On 19 November Utrecht Forum for Memory Studies organizes a seminar on the productive frictions of holocaust remembrance from Australia to Shanghai with Rosanne Kennedy (Australian National University).
In Australia, as elsewhere, the issue of public remembrance – of what events should be commemorated and how - has been contentious. This seminar, based on a forthcoming article by Sulamith Graefenstein and Rosanne Kennedy, explores the transnational, national and local dynamics shaping public remembrance in Australia through two case studies: Holocaust remembrance and colonial violence.
national and local levels
Firstly, Graefenstein and Kennedy identify tensions between and within practices of Holocaust remembrance at the national and local levels. While Australia is petitioning to join the International Holocaust Remembrance Alliance (IHRA), Holocaust remembrance in Australia has traditionally been fostered by survivor communities.
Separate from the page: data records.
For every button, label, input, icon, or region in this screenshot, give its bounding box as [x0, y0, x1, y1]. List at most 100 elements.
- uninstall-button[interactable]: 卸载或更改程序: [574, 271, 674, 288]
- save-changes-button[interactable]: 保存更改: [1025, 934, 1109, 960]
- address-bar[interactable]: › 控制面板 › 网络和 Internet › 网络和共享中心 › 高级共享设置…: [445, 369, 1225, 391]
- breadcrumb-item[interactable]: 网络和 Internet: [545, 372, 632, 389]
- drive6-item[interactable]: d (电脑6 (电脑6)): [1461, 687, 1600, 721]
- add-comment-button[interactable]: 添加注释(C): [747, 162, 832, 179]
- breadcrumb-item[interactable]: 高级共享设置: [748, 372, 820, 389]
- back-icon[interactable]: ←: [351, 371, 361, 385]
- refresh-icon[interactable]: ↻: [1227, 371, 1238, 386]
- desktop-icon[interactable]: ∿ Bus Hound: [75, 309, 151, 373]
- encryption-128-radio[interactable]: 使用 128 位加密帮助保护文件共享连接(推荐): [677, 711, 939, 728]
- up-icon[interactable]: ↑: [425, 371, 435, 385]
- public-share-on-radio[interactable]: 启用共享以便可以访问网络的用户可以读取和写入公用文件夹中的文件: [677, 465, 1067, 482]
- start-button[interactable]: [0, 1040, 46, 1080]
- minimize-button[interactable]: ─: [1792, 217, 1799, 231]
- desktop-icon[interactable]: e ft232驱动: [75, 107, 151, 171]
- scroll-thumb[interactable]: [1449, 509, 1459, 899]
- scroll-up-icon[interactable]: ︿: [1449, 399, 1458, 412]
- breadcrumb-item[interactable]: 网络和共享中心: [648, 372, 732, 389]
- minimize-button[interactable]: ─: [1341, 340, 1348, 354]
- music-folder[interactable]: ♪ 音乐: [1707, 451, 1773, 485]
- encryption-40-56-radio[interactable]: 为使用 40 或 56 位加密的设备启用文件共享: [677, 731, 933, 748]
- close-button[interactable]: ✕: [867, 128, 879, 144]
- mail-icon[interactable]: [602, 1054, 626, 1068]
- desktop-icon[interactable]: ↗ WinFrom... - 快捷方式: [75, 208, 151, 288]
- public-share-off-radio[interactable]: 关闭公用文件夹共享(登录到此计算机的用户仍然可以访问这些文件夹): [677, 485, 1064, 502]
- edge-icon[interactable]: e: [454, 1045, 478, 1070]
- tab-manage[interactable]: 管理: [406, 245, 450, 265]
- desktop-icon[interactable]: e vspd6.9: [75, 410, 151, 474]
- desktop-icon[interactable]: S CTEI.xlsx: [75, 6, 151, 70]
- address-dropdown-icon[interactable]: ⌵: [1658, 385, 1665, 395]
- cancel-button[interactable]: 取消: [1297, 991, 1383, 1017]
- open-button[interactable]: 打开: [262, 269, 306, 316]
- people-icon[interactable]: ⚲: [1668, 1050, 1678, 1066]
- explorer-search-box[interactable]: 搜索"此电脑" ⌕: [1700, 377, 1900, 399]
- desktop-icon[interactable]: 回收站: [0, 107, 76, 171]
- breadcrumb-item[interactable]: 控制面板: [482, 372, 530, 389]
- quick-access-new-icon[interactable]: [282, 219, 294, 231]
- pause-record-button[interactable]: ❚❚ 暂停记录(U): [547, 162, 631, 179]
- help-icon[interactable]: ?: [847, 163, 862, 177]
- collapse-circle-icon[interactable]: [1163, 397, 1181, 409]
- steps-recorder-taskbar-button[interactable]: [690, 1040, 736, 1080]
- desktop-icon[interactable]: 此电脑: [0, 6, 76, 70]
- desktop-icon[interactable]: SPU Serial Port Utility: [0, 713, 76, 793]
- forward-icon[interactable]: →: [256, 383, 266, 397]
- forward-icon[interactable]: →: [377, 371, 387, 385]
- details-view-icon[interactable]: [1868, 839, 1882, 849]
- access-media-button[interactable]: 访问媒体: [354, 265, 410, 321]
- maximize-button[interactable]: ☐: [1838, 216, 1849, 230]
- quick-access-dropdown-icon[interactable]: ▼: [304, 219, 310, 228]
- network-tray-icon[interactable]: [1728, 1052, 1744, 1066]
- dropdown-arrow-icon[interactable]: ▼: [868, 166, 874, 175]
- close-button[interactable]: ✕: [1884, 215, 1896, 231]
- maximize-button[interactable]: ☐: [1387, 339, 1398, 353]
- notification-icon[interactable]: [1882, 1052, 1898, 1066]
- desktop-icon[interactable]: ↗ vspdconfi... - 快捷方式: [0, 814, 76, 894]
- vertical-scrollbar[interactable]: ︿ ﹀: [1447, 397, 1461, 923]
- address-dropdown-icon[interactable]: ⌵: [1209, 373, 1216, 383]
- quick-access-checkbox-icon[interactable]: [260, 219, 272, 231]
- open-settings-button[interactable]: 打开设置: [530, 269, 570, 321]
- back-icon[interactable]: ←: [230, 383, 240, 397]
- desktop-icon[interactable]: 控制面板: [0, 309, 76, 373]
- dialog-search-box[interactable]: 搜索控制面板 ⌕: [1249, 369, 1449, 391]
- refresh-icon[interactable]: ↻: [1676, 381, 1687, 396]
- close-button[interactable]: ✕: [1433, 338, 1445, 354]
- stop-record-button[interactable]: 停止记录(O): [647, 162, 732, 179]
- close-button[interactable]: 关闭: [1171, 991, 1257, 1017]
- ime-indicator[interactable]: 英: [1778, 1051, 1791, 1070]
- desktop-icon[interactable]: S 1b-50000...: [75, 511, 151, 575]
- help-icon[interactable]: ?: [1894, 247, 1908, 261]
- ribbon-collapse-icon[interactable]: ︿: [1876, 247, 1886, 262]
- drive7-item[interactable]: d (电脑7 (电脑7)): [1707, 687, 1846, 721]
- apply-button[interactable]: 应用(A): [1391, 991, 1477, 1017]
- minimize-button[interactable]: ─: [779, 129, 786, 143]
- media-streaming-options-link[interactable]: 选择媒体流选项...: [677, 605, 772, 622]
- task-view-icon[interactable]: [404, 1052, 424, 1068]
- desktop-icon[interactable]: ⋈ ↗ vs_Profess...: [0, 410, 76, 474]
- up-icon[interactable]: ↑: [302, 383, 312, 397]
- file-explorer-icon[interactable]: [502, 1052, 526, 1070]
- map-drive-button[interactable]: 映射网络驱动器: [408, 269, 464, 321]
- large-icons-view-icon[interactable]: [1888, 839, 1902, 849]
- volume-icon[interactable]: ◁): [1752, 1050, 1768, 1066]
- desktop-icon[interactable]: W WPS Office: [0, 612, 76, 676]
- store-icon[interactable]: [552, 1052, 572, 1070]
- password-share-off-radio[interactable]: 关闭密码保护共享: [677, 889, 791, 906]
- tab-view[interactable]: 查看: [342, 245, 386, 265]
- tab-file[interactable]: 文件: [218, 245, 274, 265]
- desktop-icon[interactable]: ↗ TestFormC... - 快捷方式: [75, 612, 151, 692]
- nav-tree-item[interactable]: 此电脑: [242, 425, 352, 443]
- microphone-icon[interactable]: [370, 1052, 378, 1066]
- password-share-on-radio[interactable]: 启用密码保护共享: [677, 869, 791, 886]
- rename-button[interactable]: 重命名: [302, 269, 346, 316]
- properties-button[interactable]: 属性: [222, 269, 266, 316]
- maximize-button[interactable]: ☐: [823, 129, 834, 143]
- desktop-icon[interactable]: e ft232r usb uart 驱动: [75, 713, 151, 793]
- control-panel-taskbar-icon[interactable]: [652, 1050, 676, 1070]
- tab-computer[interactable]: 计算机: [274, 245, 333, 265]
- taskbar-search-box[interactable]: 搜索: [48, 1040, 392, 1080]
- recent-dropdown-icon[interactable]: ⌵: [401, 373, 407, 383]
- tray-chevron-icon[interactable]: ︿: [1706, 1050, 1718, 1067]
Recently, in a move spearheaded by descendants of survivors, the Sydney Jewish Museum (SJM) has expanded multidirectionally, using Holocaust remembrance as a platform to highlight past and continuing human rights violations in Australia, including against Indigenous people.
To explore more fully the personal and affective work of remembering violations against Indigenous people, a second case will be discussed: recent artworks by Judy Watson. In installations such as “Mapping Frontier Violence” and “Experimental Beds” she not only promotes remembrance of colonial violence and its legacies in Australia; she also creates a multidirectional dynamic, linking her intimate family history with that of Thomas Jefferson’s slave, Sally Hemings. Watson’s work is significant because it introduces intimate and racialized sexual appropriation as a basis for transnational, multidirectional colonial memory, thus providing an alternative to the dominant Holocaust paradigm.